Borough president is a job that can attract the politically ambitious. Case in point: Brooklyn's Eric Adams.
Adams has unapologetically used the borough president's office as a springboard to a run for mayor. Bronx Borough President Ruben Diaz Jr. also planned a mayoral run before dropping out last year. And former Queens Borough President Melinda Katz moved on to become Queens District Attorney last year, leaving her seat open.
Former City Councilman Donovan Richards took over that job last month after winning a crowded special election. But to win a full term this November, he must first stave off newly announced candidate Jimmy Van Bramer and others in the June Democratic primary.
Van Bramer has the support of the progressive left.
“It’s time for a new vision for Queens where working New Yorkers get ahead –– not real estate developers who put profit before people –– where we tax millionaires and billionaires and reimagine affordable housing, where we invest more resources in Black and brown communities and not the NYPD,” Van Bramer says in the ad that kicked off his campaign last week. “I know it’s really bad now, but we can create a better, more just world together.”

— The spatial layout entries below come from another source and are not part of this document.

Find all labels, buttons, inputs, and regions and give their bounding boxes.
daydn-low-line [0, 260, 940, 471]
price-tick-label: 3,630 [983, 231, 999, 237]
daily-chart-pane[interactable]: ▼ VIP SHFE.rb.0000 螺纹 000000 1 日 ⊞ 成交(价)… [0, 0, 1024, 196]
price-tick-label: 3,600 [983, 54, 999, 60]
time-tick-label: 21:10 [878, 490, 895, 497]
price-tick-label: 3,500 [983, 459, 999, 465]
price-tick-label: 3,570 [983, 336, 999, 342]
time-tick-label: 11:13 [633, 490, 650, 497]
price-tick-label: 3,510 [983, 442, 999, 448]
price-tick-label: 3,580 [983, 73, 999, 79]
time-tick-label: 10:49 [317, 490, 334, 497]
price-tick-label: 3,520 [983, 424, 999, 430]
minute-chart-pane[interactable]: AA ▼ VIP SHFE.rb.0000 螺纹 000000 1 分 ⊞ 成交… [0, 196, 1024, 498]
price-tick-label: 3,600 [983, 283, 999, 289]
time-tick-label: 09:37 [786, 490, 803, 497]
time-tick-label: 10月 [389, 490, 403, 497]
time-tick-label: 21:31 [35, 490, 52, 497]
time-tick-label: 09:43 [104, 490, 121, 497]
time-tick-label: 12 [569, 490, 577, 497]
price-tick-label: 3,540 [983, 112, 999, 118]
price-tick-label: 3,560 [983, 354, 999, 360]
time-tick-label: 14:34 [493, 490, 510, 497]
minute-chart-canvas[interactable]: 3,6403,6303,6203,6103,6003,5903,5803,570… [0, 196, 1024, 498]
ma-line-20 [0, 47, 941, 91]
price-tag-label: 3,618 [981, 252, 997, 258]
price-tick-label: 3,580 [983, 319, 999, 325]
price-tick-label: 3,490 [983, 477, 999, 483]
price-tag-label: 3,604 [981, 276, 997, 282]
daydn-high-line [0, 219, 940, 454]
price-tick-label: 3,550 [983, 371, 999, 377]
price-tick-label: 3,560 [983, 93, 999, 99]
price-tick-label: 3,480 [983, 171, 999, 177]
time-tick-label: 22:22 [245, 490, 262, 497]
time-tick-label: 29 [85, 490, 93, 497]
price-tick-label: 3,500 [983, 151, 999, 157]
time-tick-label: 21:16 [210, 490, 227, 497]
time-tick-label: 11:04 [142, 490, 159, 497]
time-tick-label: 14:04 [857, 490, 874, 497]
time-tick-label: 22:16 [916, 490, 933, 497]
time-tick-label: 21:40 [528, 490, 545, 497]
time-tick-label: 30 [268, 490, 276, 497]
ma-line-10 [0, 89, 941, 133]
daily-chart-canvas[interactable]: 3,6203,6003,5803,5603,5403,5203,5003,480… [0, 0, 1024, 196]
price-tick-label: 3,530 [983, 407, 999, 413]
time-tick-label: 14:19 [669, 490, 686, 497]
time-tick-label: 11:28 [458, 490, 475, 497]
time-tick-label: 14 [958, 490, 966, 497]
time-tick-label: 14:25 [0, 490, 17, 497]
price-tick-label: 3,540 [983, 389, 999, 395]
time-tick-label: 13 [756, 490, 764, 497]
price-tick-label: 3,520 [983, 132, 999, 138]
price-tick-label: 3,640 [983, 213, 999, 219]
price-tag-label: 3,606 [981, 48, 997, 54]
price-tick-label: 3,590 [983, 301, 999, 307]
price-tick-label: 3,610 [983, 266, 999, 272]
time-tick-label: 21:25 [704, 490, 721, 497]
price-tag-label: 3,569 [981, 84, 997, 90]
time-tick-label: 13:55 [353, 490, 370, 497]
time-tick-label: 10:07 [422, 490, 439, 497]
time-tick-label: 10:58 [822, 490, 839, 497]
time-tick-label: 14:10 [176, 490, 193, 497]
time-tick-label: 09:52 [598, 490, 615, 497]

In Brooklyn, support from the left has flowed to Councilman Antonio Reynoso. But that race has by far the largest field: 13 candidates in all, including Councilman Robert Cornegy, Assemblywoman Jo Anne Simon and Councilman Mathieu Eugene, as well as activist and hospital executive Khari Edwards.
The Manhattan borough president's race has drawn three established politicians: City Councilmen Ben Kallos and Mark Levine, and state Senator Brad Hoylman — plus others with government experience like former state official Lindsay Boylan.
The race for Bronx borough president has seen a shakeup of late: first, state Senator Luis Sepulveda was arrested on charges of choking his wife. Then last week a leading candidate, Councilman Rafael Salamanca dropped out. That leaves socially conservative Councilman Fernando Cabrera and Councilwoman Vanessa Gibson atop the field. Assemblywoman Nathalia Fernandez is also a candidate.
Then there's Staten Island, the only borough where the ultimate winner could be decided in the Republican primary rather than the Democratic primary. Councilman Steven Matteo has the inside track, but is facing a challenge from longtime Republican operative Leticia Remauro.
As for the powers of the office: Borough presidents fund projects in their boroughs, appoint members of community boards and influence decisions on development. But mostly they've got a megaphone they can use to promote their borough – and, if they wish, to promote themselves.